Mr Khalilzad was referring to the militant network, whose leaders have key posts in the new Taliban administration.
The extremist group was responsible for many of the attacks on Afghan, US and Nato forces for many years.
The US and Taliban blamed each other for breaching an agreement they reached in the Qatari capital Doha in February 2020, which set the stage for the Americans' withdrawal from Afghanistan.
Asked if some elements of the Taliban did not know of Al Zawahiri’s presence in Kabul, Mr Khalil said it was possible.

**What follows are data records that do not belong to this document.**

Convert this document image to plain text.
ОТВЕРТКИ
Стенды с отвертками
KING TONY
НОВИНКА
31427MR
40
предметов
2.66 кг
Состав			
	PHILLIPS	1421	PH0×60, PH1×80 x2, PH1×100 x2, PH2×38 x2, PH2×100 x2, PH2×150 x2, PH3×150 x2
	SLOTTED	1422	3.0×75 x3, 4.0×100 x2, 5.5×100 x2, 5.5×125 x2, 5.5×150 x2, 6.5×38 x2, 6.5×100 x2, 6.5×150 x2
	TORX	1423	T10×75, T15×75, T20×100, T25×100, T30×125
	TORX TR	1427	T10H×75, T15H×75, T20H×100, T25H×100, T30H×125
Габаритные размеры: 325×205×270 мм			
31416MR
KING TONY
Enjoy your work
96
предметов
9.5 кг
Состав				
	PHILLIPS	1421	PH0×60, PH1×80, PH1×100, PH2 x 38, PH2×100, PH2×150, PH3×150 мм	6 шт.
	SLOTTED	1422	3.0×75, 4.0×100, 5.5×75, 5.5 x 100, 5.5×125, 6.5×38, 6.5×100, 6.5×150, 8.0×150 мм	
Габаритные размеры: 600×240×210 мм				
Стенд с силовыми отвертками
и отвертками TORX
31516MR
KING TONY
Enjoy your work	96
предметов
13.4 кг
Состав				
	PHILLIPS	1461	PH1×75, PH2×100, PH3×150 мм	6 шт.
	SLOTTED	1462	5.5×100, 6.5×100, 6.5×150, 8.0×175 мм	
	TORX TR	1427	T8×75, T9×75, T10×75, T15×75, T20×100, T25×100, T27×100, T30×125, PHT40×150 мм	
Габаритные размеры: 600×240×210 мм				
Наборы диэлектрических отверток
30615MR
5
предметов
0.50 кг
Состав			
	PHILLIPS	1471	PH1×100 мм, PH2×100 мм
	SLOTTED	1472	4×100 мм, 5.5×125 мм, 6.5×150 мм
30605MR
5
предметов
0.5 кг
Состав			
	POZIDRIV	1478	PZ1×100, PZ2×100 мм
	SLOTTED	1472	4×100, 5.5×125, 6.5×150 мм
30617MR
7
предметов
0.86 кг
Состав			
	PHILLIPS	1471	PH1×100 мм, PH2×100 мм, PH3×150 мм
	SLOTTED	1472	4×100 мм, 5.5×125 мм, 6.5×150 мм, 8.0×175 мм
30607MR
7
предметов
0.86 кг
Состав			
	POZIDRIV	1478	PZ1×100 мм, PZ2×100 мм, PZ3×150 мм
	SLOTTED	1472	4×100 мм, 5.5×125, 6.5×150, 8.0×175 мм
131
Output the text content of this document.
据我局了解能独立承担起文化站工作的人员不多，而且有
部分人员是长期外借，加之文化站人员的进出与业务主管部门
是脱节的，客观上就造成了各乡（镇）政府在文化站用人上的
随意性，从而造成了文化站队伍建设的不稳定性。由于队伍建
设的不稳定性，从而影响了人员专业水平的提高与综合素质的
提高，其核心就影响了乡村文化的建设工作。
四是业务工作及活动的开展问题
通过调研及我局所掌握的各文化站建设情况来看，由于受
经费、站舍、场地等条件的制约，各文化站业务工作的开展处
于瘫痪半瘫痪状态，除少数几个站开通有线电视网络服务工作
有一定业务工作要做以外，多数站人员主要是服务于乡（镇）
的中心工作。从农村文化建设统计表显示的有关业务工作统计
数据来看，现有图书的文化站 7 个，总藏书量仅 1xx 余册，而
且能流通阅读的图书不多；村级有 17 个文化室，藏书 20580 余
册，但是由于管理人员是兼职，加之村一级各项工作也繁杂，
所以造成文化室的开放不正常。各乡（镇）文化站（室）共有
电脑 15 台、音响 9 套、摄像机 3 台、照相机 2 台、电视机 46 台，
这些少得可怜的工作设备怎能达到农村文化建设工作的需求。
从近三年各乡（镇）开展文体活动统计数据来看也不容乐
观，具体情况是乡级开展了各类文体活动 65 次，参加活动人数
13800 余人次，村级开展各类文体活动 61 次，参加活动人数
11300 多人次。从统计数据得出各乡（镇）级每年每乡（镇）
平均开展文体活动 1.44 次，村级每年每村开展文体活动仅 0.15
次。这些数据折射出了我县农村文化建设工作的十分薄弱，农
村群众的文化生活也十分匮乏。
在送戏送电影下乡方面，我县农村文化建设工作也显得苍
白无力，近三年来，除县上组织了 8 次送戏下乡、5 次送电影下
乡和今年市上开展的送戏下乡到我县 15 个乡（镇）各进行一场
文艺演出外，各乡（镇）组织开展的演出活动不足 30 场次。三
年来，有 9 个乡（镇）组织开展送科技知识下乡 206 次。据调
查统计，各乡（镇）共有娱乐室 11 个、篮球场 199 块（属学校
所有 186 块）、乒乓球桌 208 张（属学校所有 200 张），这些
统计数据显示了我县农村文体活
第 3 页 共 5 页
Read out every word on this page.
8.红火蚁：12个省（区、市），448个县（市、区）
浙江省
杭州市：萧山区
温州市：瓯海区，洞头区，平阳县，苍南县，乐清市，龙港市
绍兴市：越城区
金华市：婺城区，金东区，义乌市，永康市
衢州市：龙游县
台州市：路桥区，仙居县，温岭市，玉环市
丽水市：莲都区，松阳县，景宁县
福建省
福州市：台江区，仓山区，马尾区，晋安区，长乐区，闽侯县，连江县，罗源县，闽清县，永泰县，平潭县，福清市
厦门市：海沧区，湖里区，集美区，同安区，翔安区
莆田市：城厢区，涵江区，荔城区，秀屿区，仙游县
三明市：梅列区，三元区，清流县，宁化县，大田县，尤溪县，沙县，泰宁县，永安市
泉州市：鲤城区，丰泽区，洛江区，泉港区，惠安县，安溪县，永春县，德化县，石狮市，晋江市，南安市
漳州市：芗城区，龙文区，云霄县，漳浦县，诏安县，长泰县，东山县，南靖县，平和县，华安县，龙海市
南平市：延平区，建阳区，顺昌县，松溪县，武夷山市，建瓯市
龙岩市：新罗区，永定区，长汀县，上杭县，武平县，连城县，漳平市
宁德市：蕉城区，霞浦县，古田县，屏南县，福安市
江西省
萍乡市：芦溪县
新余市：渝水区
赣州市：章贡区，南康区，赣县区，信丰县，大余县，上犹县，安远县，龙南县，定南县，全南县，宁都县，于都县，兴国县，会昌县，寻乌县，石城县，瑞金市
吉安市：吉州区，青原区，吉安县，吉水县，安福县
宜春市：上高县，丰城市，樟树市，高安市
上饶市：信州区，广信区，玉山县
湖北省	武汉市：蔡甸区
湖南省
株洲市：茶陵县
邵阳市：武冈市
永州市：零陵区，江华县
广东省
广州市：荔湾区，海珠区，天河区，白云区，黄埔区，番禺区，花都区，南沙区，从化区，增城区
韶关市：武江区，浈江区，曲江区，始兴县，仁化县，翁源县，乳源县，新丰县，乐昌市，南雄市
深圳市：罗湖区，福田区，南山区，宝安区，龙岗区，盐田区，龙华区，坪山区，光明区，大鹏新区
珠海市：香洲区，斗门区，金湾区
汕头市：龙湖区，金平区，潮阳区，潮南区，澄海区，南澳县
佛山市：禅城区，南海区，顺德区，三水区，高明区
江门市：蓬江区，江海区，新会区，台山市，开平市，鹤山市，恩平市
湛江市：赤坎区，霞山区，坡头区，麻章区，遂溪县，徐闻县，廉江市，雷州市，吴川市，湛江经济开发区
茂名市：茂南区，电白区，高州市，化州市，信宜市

“I will not rule it out," he said. "And maybe there was a disagreement or anger even, and that some elements were violating the agreement that was negotiated between the United States and the Taliban. And that this action by the Haqqanis would have put the rest of the gains that they had made and lessons that they had learnt from supporting Al Qaeda the last time ... it cost them a lot.”
Mr Khalilzad, who helped negotiate the Doha agreement, said the US had never trusted the Taliban leadership.
“We hold them accountable to the agreement that they made ... the agreement is clear," he said. "That's in black and white. Allowing someone to plot and plan, attack — someone who plotted and planned the 9/11 attack on the United States to stay in Kabul and issue a statement threatening the security of the United States is clear beyond any doubt a violation of the Doha agreement."
Mr Khalilzad had come under criticism from Afghans and Americans for his role in negotiating a political settlement with the Taliban and the collapse of the Kabul government in August.